Let’s consider the facts. First, as of 2010, the median age of people when they first marry was 28.9 for men and 26.9 for women. Second, most people now live together before they marry for the first time. Unmarried cohabitation is particularly common among the young. It is estimated that about a quarter of unmarried women age 25 to 39 are currently living with a partner and an additional quarter have lived with a partner at some time in the past. More than 60 percent of first marriages are now preceded by living together, compared to virtually none fifty years ago. Third, marriage has shifted from being the cornerstone to the capstone of adult life. No longer the foundation on which young adults build their prospects for future prosperity and happiness, marriage now comes only after they have moved toward financial and psychological independence. Fourth, if a person has been to college, has an annual income over $50,000, is religious, comes from an intact family, and marries after age 25 without having a baby first, their chances of divorce are very low.
Well, it’s a much different world today for single people than it was twenty five years ago. Even though the world is changing, biblical advice remains the same. What advice does the Bible give to single people?
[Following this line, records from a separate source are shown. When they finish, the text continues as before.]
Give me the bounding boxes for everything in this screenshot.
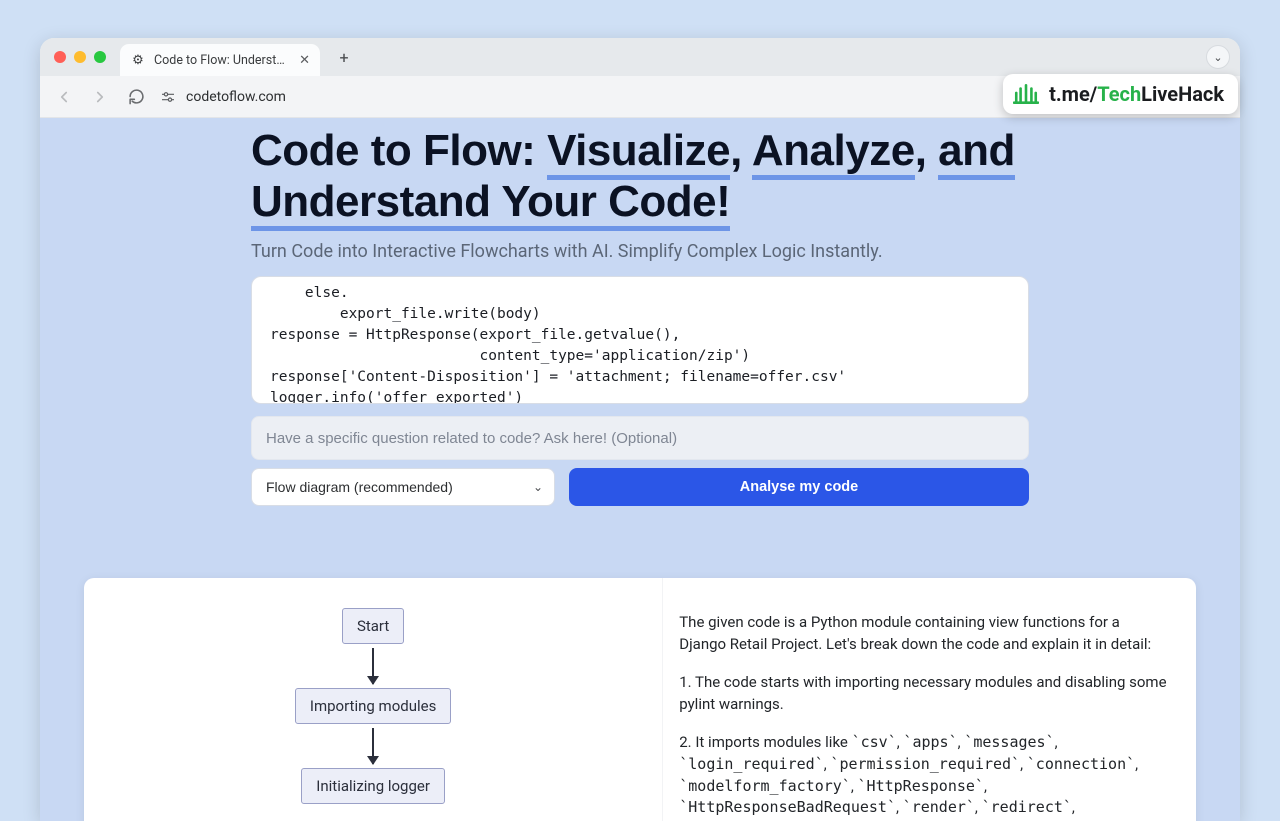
flow-arrow [372, 728, 374, 764]
reload-icon [128, 88, 145, 105]
explanation-intro: The given code is a Python module contai… [679, 612, 1168, 656]
close-window-button[interactable] [54, 51, 66, 63]
question-input[interactable] [251, 416, 1029, 460]
close-tab-button[interactable]: ✕ [299, 53, 310, 68]
back-button[interactable] [52, 85, 76, 109]
new-tab-button[interactable]: + [330, 43, 358, 71]
page-viewport: Code to Flow: Visualize, Analyze, and Un… [40, 118, 1240, 821]
explanation-point-2: 2. It imports modules like `csv`, `apps`… [679, 732, 1168, 821]
action-row: Flow diagram (recommended) ⌄ Analyse my … [251, 468, 1029, 506]
explanation-point-1: 1. The code starts with importing necess… [679, 672, 1168, 716]
reload-button[interactable] [124, 85, 148, 109]
flow-node-start[interactable]: Start [342, 608, 404, 644]
code-input[interactable] [251, 276, 1029, 404]
address-bar-url[interactable]: codetoflow.com [186, 89, 286, 105]
tab-strip: ⚙︎ Code to Flow: Understand yo… ✕ + ⌄ [40, 38, 1240, 76]
diagram-type-select-wrap: Flow diagram (recommended) ⌄ [251, 468, 555, 506]
site-info-button[interactable] [160, 90, 176, 104]
flow-node-importing[interactable]: Importing modules [295, 688, 451, 724]
arrow-left-icon [55, 88, 73, 106]
fullscreen-window-button[interactable] [94, 51, 106, 63]
flow-node-logger[interactable]: Initializing logger [301, 768, 445, 804]
minimize-window-button[interactable] [74, 51, 86, 63]
watermark-icon [1013, 81, 1039, 107]
page-title: Code to Flow: Visualize, Analyze, and Un… [251, 126, 1029, 227]
window-controls [54, 51, 106, 63]
flowchart: Start Importing modules Initializing log… [295, 608, 451, 821]
watermark-badge[interactable]: t.me/TechLiveHack [1003, 74, 1238, 114]
title-text: Code to Flow: [251, 126, 547, 175]
results-card: Start Importing modules Initializing log… [84, 578, 1196, 821]
arrow-right-icon [91, 88, 109, 106]
watermark-text: t.me/TechLiveHack [1049, 82, 1224, 106]
browser-tab[interactable]: ⚙︎ Code to Flow: Understand yo… ✕ [120, 44, 320, 76]
title-underline-2: Analyze [752, 126, 915, 180]
analyse-button[interactable]: Analyse my code [569, 468, 1029, 506]
flowchart-panel: Start Importing modules Initializing log… [84, 578, 662, 821]
browser-window: ⚙︎ Code to Flow: Understand yo… ✕ + ⌄ [40, 38, 1240, 821]
diagram-type-select[interactable]: Flow diagram (recommended) [251, 468, 555, 506]
tune-icon [160, 90, 176, 104]
tab-overflow-button[interactable]: ⌄ [1206, 45, 1230, 69]
explanation-panel: The given code is a Python module contai… [662, 578, 1196, 821]
forward-button[interactable] [88, 85, 112, 109]
page-subtitle: Turn Code into Interactive Flowcharts wi… [251, 241, 1029, 262]
tab-title: Code to Flow: Understand yo… [154, 53, 291, 68]
favicon-icon: ⚙︎ [130, 52, 146, 68]
title-underline-4: Understand Your Code! [251, 177, 730, 231]
title-underline-3: and [938, 126, 1015, 180]
flow-arrow [372, 648, 374, 684]
title-underline-1: Visualize [547, 126, 730, 180]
Take a look at 1 Corinthians 7:8-9, where Paul refers to two categories of single people, those unmarried and those who are widows. What advice does Paul give? Well, it is good for them to remain single. There is no need to rush into marriage and single people should not allow married Christians or unbelievers to pressure them into marrying someone. Marriage is not for everyone, and in some cases, it limits one’s potential to serve Jesus (1 Cor. 7:32-34). On the other hand, if the single Christian cannot exercise self-control, they should marry. For it is better to marry than to burn with passion. Paul is teaching that it is far better to marry and exercise the gift of sexuality in a legitimate manner than it is to practice fornication and incur the judgment and wrath of God in your life! If you cannot control yourself, it is better to marry than dishonor God!
There are several things this single Christian should do. First, trust in the providence of God, that at the right time, God will send the right person into your life. Be patient, for if not, you will run the risk of marrying the wrong person. Second, the best way to find the right person is to be the right person. I’ve seen a number of Christians sabotage their marriages not because they married the wrong person but because when they got married, they weren’t the right person for the other person. Not in their chemistry, but in their character. So, stop looking for the person of your dreams and start becoming someone another person is dreaming about. Make someone else’s dreams become a reality. A lot of single people make lists of what they want in the person they’re looking for. That’s fine. Just make sure that if the person you’re looking for had the same list, they’d find you. Third, until you find the right person, seek God’s strength and direction so that you can resist temptation (1 Cor. 10:13).